Strategy: Vevo's Stop and Go

With its sales chief out and margins slim, the video service heads to its second upfront presentation thinking about life beyond YouTube.

The surprise exit of Vevo sales chief David Kohl, who had been there since 2009, is a big cause for concern among advertisers and music industry partners who worry about disruption to a business whose primary revenue source is advertising. In the interim, Vevo CEO Rio Caraeff has taken on all key sales decisions and has appointed recruitment firm Spencer Stuart to find a chief revenue officer for the video company.

Vevo's advertising is fairly stable with average CPM (cost per thousand) rates of $25-$35, which is in line with forecasts by Credit Suisse for 2013 that expect premium online ads to cost $32.60. It generated nearly $300 million in revenue in 2012, according to a Wall Street Journal report.

But the crux of Vevo's challenges is its razor-thin operating margins, given its high content and distribution costs. About half of every dollar it brings in goes to rights owners, while 30 cents goes to YouTube, its primary distributor. What's left has to cover the remaining costs. Some see that as unsustainable, and why Vevo has yet to turn a profit. But Caraeff sees it as an opportunity to develop the brand for life beyond YouTube, particularly on new platforms like online TV services Xbox, Roku and Apple TV. This need to explore life beyond YouTube is what led to protracted discussions with other potential partners, including Facebook. But according to sources, Vevo is sticking with YouTube because it believes that at this stage in its development, it still needs the scalability the platform provides, even at the expense of better margins in the short term.

Vevo has also had advanced talks with cable/­satellite partners, which on the face of it sounds foolhardy, given that media giant Viacom, owner of MTV, has realized the economics of music video TV isn't the best business to focus on. But Vevo believes that having the rights to on-demand music video on Vevo's scale is of great value to cable operators that are prepared to work out a kind of quid pro quo deal for exclusive on-demand content. Vevo might not get paid any carriage fees, but it won't be charged reverse carriage fees either if these deals come to fruition. If they pitch it right, it would open the door to new cable TV brand sponsorship and advertising revenue streams.

Finally, we shouldn't overlook the option Vevo has to introduce a paid subscription for users who'd rather not watch a 30-second ad in order to view a three-minute video. Caraeff, who has publicly hinted at it in the past, declines to comment on specifics but it is certainly being considered. "There's no bigger business than advertising for the foreseeable future," he says. "Subscription is a viable complement."

To make that work, Vevo would need not just premium videos but compelling original content. It is spending around $10 million this year to develop such programming--not music videos or concert footage, but original shows that would work well in its linear TV format online.

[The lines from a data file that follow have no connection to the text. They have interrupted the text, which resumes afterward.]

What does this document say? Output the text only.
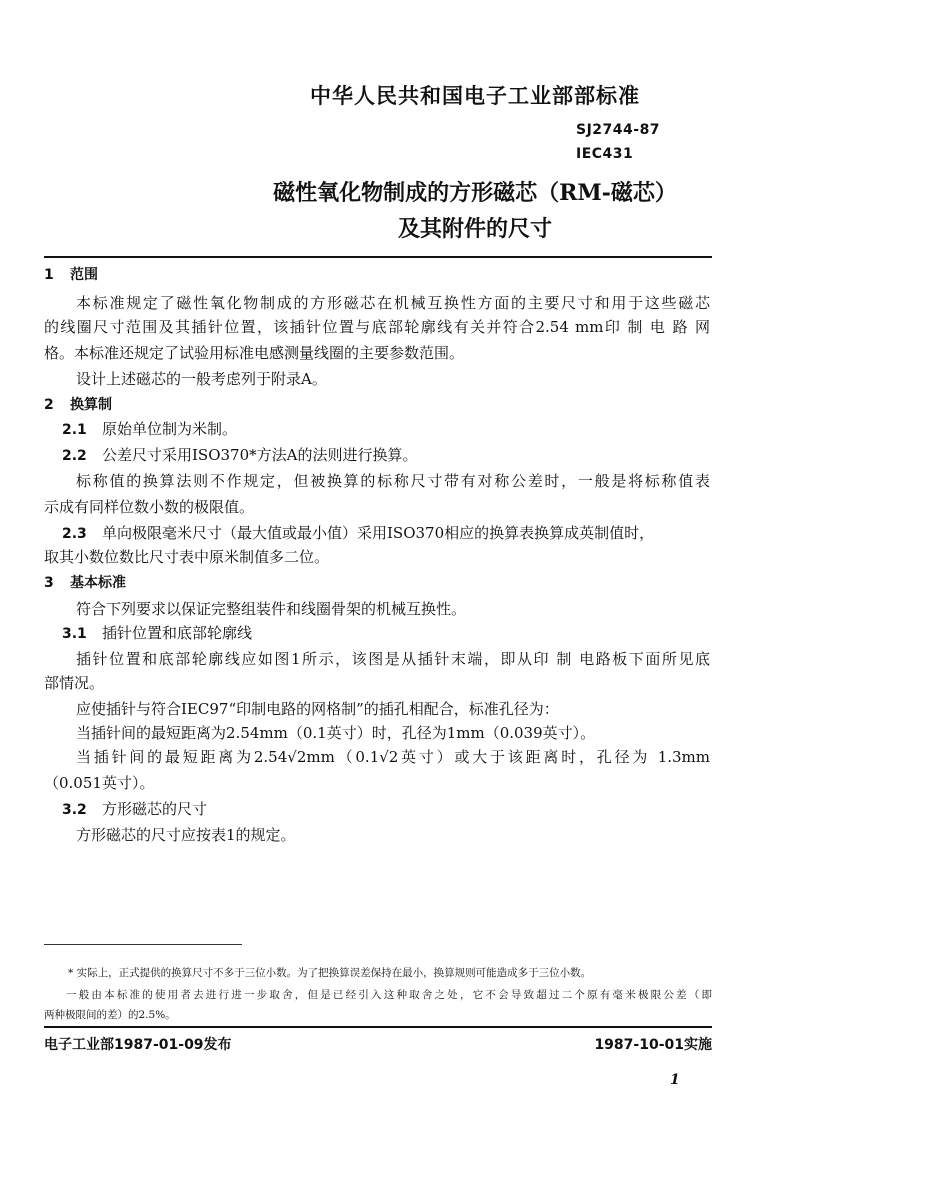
中华人民共和国电子工业部部标准
SJ2744-87
IEC431
磁性氧化物制成的方形磁芯（RM-磁芯）
及其附件的尺寸
1 范围
本标准规定了磁性氧化物制成的方形磁芯在机械互换性方面的主要尺寸和用于这些磁芯
的线圈尺寸范围及其插针位置，该插针位置与底部轮廓线有关并符合2.54 mm印 制 电 路 网
格。本标准还规定了试验用标准电感测量线圈的主要参数范围。
设计上述磁芯的一般考虑列于附录A。
2 换算制
2.1 原始单位制为米制。
2.2 公差尺寸采用ISO370*方法A的法则进行换算。
标称值的换算法则不作规定，但被换算的标称尺寸带有对称公差时，一般是将标称值表
示成有同样位数小数的极限值。
2.3 单向极限毫米尺寸（最大值或最小值）采用ISO370相应的换算表换算成英制值时，
取其小数位数比尺寸表中原米制值多二位。
3 基本标准
符合下列要求以保证完整组装件和线圈骨架的机械互换性。
3.1 插针位置和底部轮廓线
插针位置和底部轮廓线应如图1所示，该图是从插针末端，即从印 制 电路板下面所见底
部情况。
应使插针与符合IEC97“印制电路的网格制”的插孔相配合，标准孔径为：
当插针间的最短距离为2.54mm（0.1英寸）时，孔径为1mm（0.039英寸）。
当插针间的最短距离为2.54√2mm（0.1√2英寸）或大于该距离时，孔径为 1.3mm
（0.051英寸）。
3.2 方形磁芯的尺寸
方形磁芯的尺寸应按表1的规定。
* 实际上，正式提供的换算尺寸不多于三位小数。为了把换算误差保持在最小，换算规则可能造成多于三位小数。
一般由本标准的使用者去进行进一步取舍，但是已经引入这种取舍之处，它不会导致超过二个原有毫米极限公差（即
两种极限间的差）的2.5%。
电子工业部1987-01-09发布	1987-10-01实施
1
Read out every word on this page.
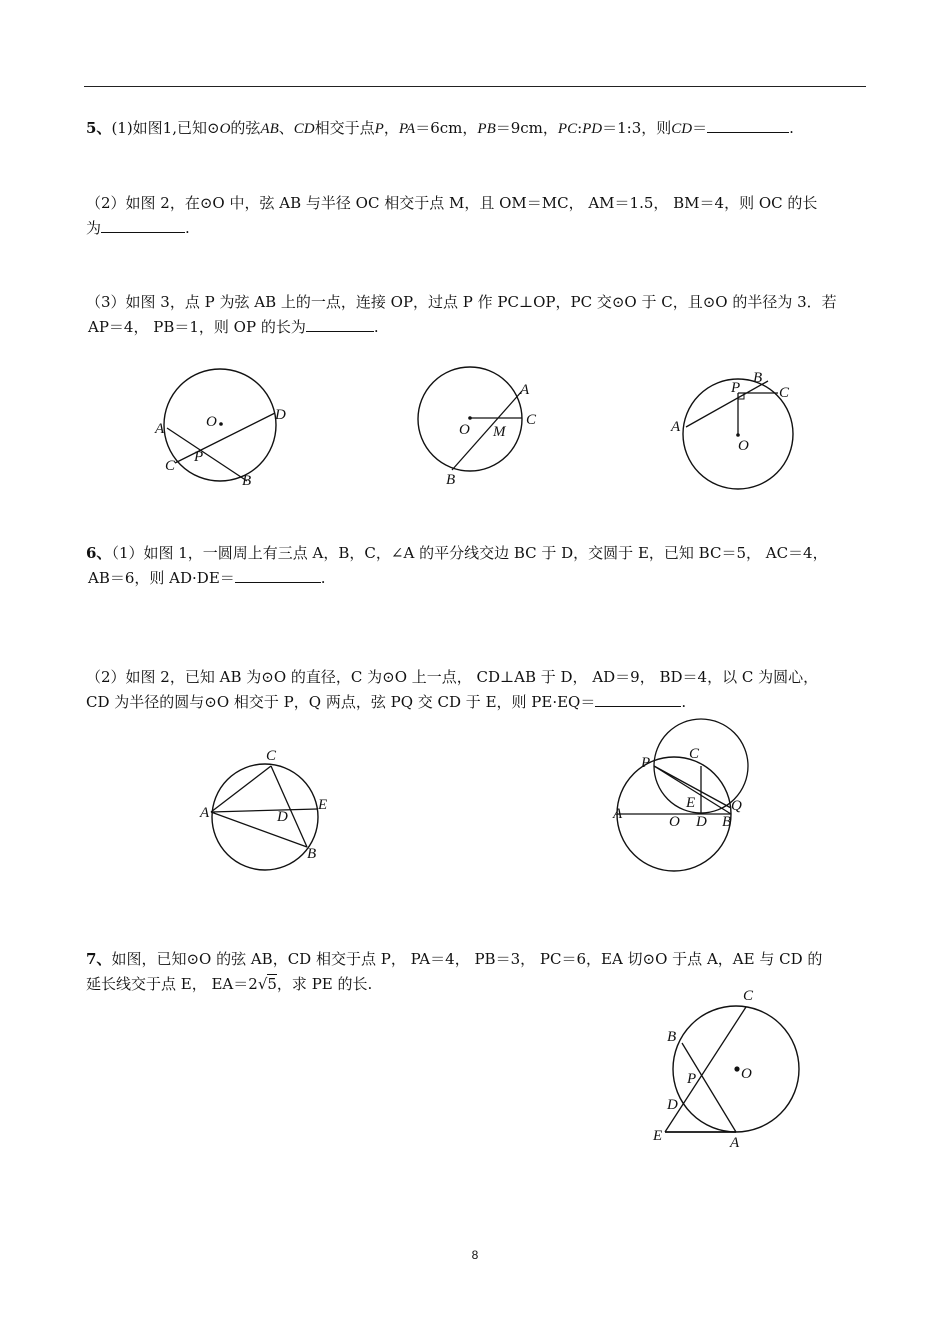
5、(1)如图1,已知⊙O的弦AB、CD相交于点P，PA＝6cm，PB＝9cm，PC:PD＝1:3，则CD＝	.
（2）如图 2，在⊙O 中，弦 AB 与半径 OC 相交于点 M，且 OM＝MC， AM＝1.5， BM＝4，则 OC 的长
为	.
（3）如图 3，点 P 为弦 AB 上的一点，连接 OP，过点 P 作 PC⊥OP，PC 交⊙O 于 C，且⊙O 的半径为 3．若
AP＝4， PB＝1，则 OP 的长为	.
A
B
C
D
O
P
A
B
C
O M	A
B
C
O
P
6、（1）如图 1，一圆周上有三点 A，B，C，∠A 的平分线交边 BC 于 D，交圆于 E，已知 BC＝5， AC＝4，
AB＝6，则 AD·DE＝	.
（2）如图 2，已知 AB 为⊙O 的直径，C 为⊙O 上一点， CD⊥AB 于 D， AD＝9， BD＝4，以 C 为圆心，
CD 为半径的圆与⊙O 相交于 P，Q 两点，弦 PQ 交 CD 于 E，则 PE·EQ＝	.
A
B
C
D
E
A	B
C
D
E
O
P
Q
7、如图，已知⊙O 的弦 AB，CD 相交于点 P， PA＝4， PB＝3， PC＝6，EA 切⊙O 于点 A，AE 与 CD 的
延长线交于点 E， EA＝2√5，求 PE 的长.
A
B
C
D
E
O
P
8
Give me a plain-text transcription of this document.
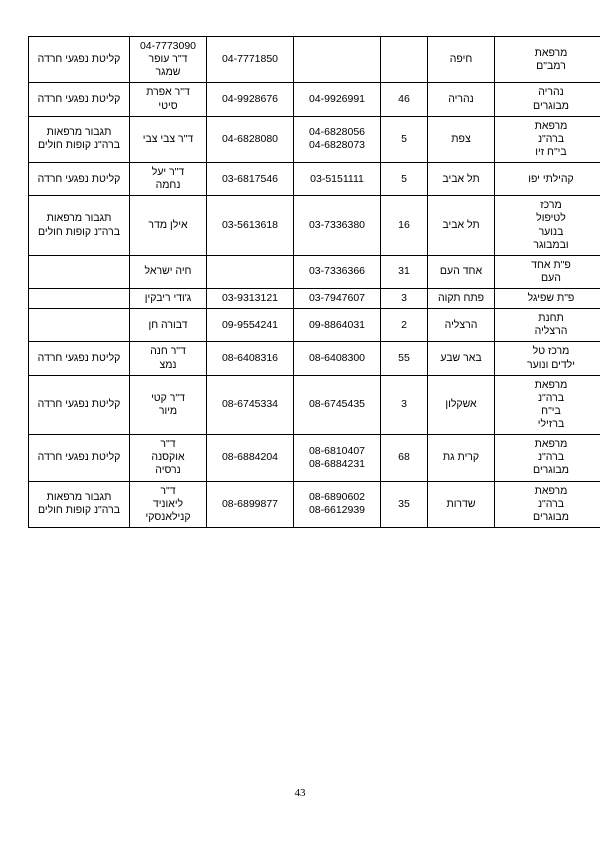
מרפאת
רמב"ם	חיפה			04-7771850	04-7773090
ד"ר עופר
שמגר	קליטת נפגעי חרדה

נהריה
מבוגרים	נהריה	46	04-9926991	04-9928676	ד"ר אפרת
סיטי	קליטת נפגעי חרדה

מרפאת
ברה"נ
בי"ח זיו	צפת	5	04-6828056
04-6828073	04-6828080	ד"ר צבי צבי	תגבור מרפאות
ברה"נ קופות חולים

קהילתי יפו	תל אביב	5	03-5151111	03-6817546	ד"ר יעל
נחמה	קליטת נפגעי חרדה

מרכז
לטיפול
בנוער
ובמבוגר	תל אביב	16	03-7336380	03-5613618	אילן מדר	תגבור מרפאות
ברה"נ קופות חולים

פ"ת אחד
העם	אחד העם	31	03-7336366		חיה ישראל	

פ"ת שפיגל	פתח תקוה	3	03-7947607	03-9313121	ג'ודי ריבקין	

תחנת
הרצליה	הרצליה	2	09-8864031	09-9554241	דבורה חן	

מרכז טל
ילדים ונוער	באר שבע	55	08-6408300	08-6408316	ד"ר חנה
נמצ	קליטת נפגעי חרדה

מרפאת
ברה"נ
בי"ח
ברזילי	אשקלון	3	08-6745435	08-6745334	ד"ר קטי
מיור	קליטת נפגעי חרדה

מרפאת
ברה"נ
מבוגרים	קרית גת	68	08-6810407
08-6884231	08-6884204	ד"ר
אוקסנה
נרסיה	קליטת נפגעי חרדה

מרפאת
ברה"נ
מבוגרים	שדרות	35	08-6890602
08-6612939	08-6899877	ד"ר
ליאוניד
קנילאנסקי	תגבור מרפאות
ברה"נ קופות חולים
43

The startup is in the middle of a funding round with interested parties reported to include YouTube and Guggenheim Partners, owner of Billboard parent Prometheus Global Media. The new funds will also be focused on programming and international expansion as a stand-alone brand.

All this in the run-up to the second year of Vevo's advertising upfronts, aka Newfronts, on May 2. When Caraeff steps onstage, advertisers and music industry insiders will be looking to hear more from a brand that is on course to represent much more than being YouTube's music video channel--with advertising.